Thursday, 27 January 1977, pm, Chuang Tzu Auditorium


“Nothing else but courage is needed, and everything will happen on its own accord. We go on missing many things in life just because we lack courage. In fact, no effort is needed to achieve - just courage - and things start coming to you rather than you going to them...at least in the inner world it is so.

And to me, to be blissful is the greatest courage. To be miserable is very cowardly. In fact to be miserable, nothing is needed. Any coward can do it, any fool can do it. Everybody is capable of being miserable but to be blissful, great courage is needed - it is an uphill task.

Ordinarily we don't think so - we think, 'What is needed to be happy? Everybody wants to be happy.’ That is absolutely wrong. Very rarely does a person want to be happy - notwithstanding what they go on saying. Very rarely is a person ready to be happy - people have so much investment in their misery. They love to be unhappy...in fact they are happy in being unhappy.

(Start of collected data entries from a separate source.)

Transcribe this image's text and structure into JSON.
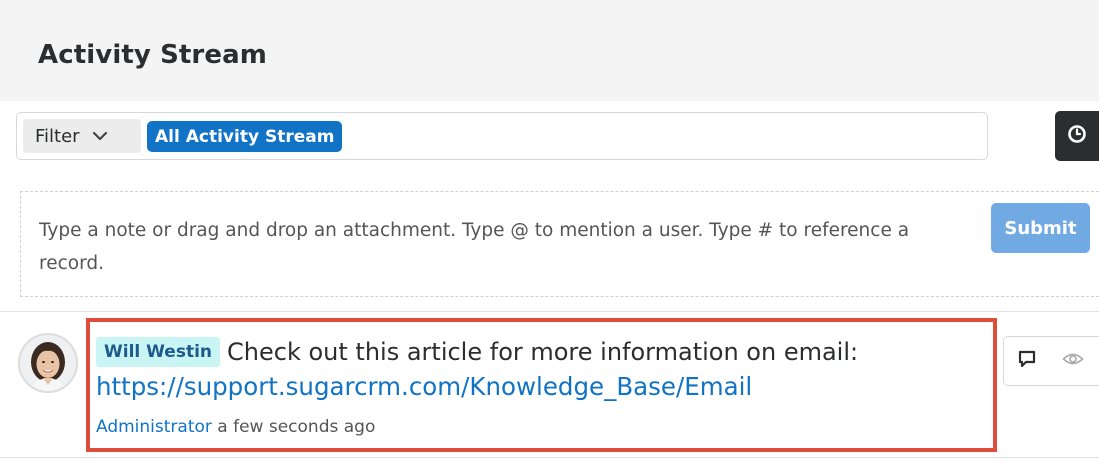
{
  "header": {
    "title": "Activity Stream"
  },
  "filter": {
    "label": "Filter",
    "active_filter": "All Activity Stream"
  },
  "composer": {
    "placeholder": "Type a note or drag and drop an attachment. Type @ to mention a user. Type # to reference a record.",
    "submit_label": "Submit"
  },
  "post": {
    "mentioned_user": "Will Westin",
    "text": "Check out this article for more information on email:",
    "link": "https://support.sugarcrm.com/Knowledge_Base/Email",
    "author": "Administrator",
    "time": "a few seconds ago"
  },
  "colors": {
    "accent": "#1173c6",
    "highlight": "#dc4d3b",
    "submit_disabled": "#71aae3",
    "tag_bg": "#c9f6f5",
    "header_bg": "#f4f4f4"
  },
  "icons": {
    "filter_chevron": "chevron-down-icon",
    "timeline": "clock-icon",
    "comment": "comment-icon",
    "preview": "eye-icon"
  }
}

There are many things to be understood - otherwise it is very difficult to get out of the rut of misery. The first thing - that nobody is holding you there; it is you who has decided to remain in that prison of misery. Nobody holds anybody. A man who is ready to get out of it, can get out of it right this very moment. Nobody else is responsible. If one is miserable, one is responsible, but a miserable person never accepts the responsibility - that is his way of remaining miserable. He says, 'Somebody else is making me miserable.'

If somebody else is making you miserable, naturally, what can you do? If you are making yourself miserable, something can be done...something can be done immediately. Then it is within your hands to be or not to be miserable. So people go on throwing the responsibility - sometimes on the wife, sometimes on the husband, sometimes on the family, sometimes on the conditioning, the childhood, the mother, the father...sometimes the society, the history, fate, god, but they always go on throwing. The names are different but the trick is the same.

And a man really becomes a man when he accepts total responsibility - he is responsible for whatsoever he is.

This is the first courage, the greatest courage. Very difficult to accept it, because the mind goes on saying, 'If you are responsible, why do you create it?' To avoid this we say that somebody else is responsible: 'What can I do? I am helpless...I am a victim! I am being tossed from here and there by greater forces than me and I cannot do anything. So at the most I can cry about being miserable and become more miserable by crying.' And everything grows - if you practise it, it grows. Then you go deeper and deeper...you sink in deeper and deeper.

Nobody, no other force, is doing anything to you. It is you and only you. This is the whole philosophy of karma - that it is your doing; 'karma' means doing. You have done it and you can undo it. And there is no need to wait, to delay.

Time is not needed - you can simply jump out of it!

But we have become habituated. We will feel very lonely. If we stop being miserable, we will lose our closest companion. It has become our shadow - it follows us everywhere. When nobody is there at least your misery is with you - one is married to it. And it is a long, long marriage; you have remained married to misery for many lives.

Now the time has come to divorce it - and sannyas means a declaration of the divorce. That I call the great courage - to divorce misery, to lose the oldest habit of the human mind, the longest companion.”